Posted by Samantha on April 5, 2011 in Thought for the day |

No-one can make you feel inferior without your consent.

Eleanor Roosevelt, US diplomat & reformer (1994 – 1962)


A huge Netmums survey published recently discovered that mothers tell lies to each other about how well they are coping.  Apparently they also fib about how much television their children are watching.  And they exaggerate about how much time they spend playing with their children.  They even tell porkies about what they’re feeding their kids.

It wasn’t a surprise to me that women are lying about what “yummy mummies” they are.  Human beings lie.  It’s part of the human condition to be imperfect and to try to cover it up. 
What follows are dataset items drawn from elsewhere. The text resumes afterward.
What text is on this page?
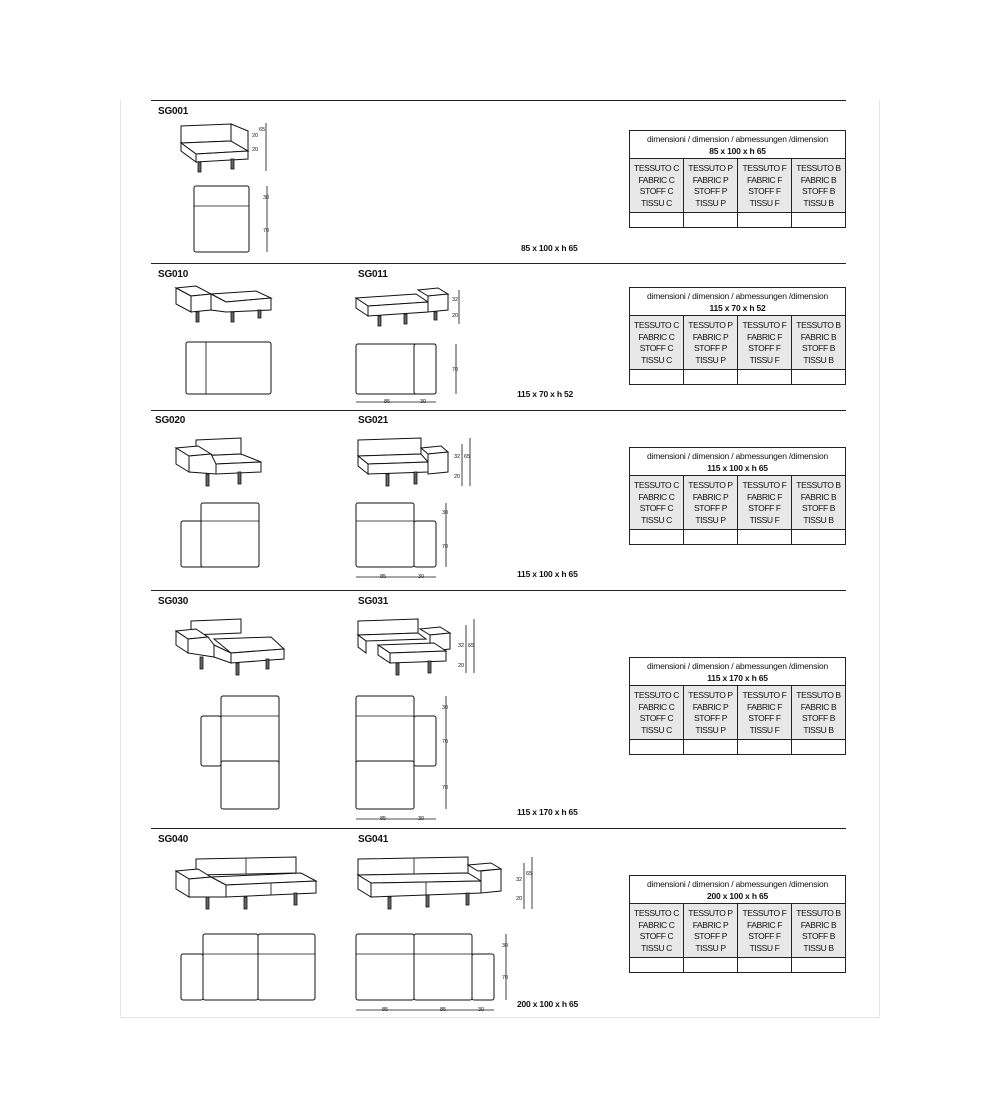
SG001
65
20
20
30
70
85 x 100 x h 65
dimensioni / dimension / abmessungen /dimension
85 x 100 x h 65
TESSUTO C
FABRIC C
STOFF C
TISSU C
TESSUTO P
FABRIC P
STOFF P
TISSU P
TESSUTO F
FABRIC F
STOFF F
TISSU F
TESSUTO B
FABRIC B
STOFF B
TISSU B
SG010	SG011
32
20
70
85	30
115 x 70 x h 52
dimensioni / dimension / abmessungen /dimension
115 x 70 x h 52
TESSUTO C
FABRIC C
STOFF C
TISSU C
TESSUTO P
FABRIC P
STOFF P
TISSU P
TESSUTO F
FABRIC F
STOFF F
TISSU F
TESSUTO B
FABRIC B
STOFF B
TISSU B
SG020	SG021
32 65
20
30
70
85	30	115 x 100 x h 65
dimensioni / dimension / abmessungen /dimension
115 x 100 x h 65
TESSUTO C
FABRIC C
STOFF C
TISSU C
TESSUTO P
FABRIC P
STOFF P
TISSU P
TESSUTO F
FABRIC F
STOFF F
TISSU F
TESSUTO B
FABRIC B
STOFF B
TISSU B
SG030	SG031
32 65
20
30
70
70
85	30
115 x 170 x h 65
dimensioni / dimension / abmessungen /dimension
115 x 170 x h 65
TESSUTO C
FABRIC C
STOFF C
TISSU C
TESSUTO P
FABRIC P
STOFF P
TISSU P
TESSUTO F
FABRIC F
STOFF F
TISSU F
TESSUTO B
FABRIC B
STOFF B
TISSU B
SG040	SG041
32
65
20
30
70
85	85	30
200 x 100 x h 65
dimensioni / dimension / abmessungen /dimension
200 x 100 x h 65
TESSUTO C
FABRIC C
STOFF C
TISSU C
TESSUTO P
FABRIC P
STOFF P
TISSU P
TESSUTO F
FABRIC F
STOFF F
TISSU F
TESSUTO B
FABRIC B
STOFF B
TISSU B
Sometimes, we feel terribly guilty about our failure to be perfect parents.  And so we tell lies about our parenting because deep down lots of us only feel worthy if we’re perfect. 

I’m sure the report was intended to relieve women of guilt.  But I’m equally sure some women read it and noticed that not ALL respondents admitted to lying – so SOME mothers ARE perfect they’ll conclude.  Like the mummy in this month’s poem, we are prone to comparing ourselves unfavourably to other (supposedly) pristine and serene mothers.  Oh dear.

Now, I don’t believe there are any of those perfect yummy mummys out there (something’s ALWAYS got to give) but I had another thought as I read through an online article about this report. 

Netmums claimed that women are lying to each other because of peer-pressure.  We feel pressure from other mothers at the school or nursery gates who we believe are doing a better job than us and so we tell lies to cover up the truth. 

But this explanation for our lying has to be yet another insidious lie.  Except this time we’re telling the lie to ourselves and not each other. 

The only person who can put pressure on me that works – is me – because “No-one can make you feel inferior without your consent”.

There is no such thing as a perfect parent.  There is no such thing as a perfect child.  We’re attached to unrealistic expectations of ourselves and our children.  We need to ditch them in favour of some realistic ones.  We are ALL perfectly imperfect.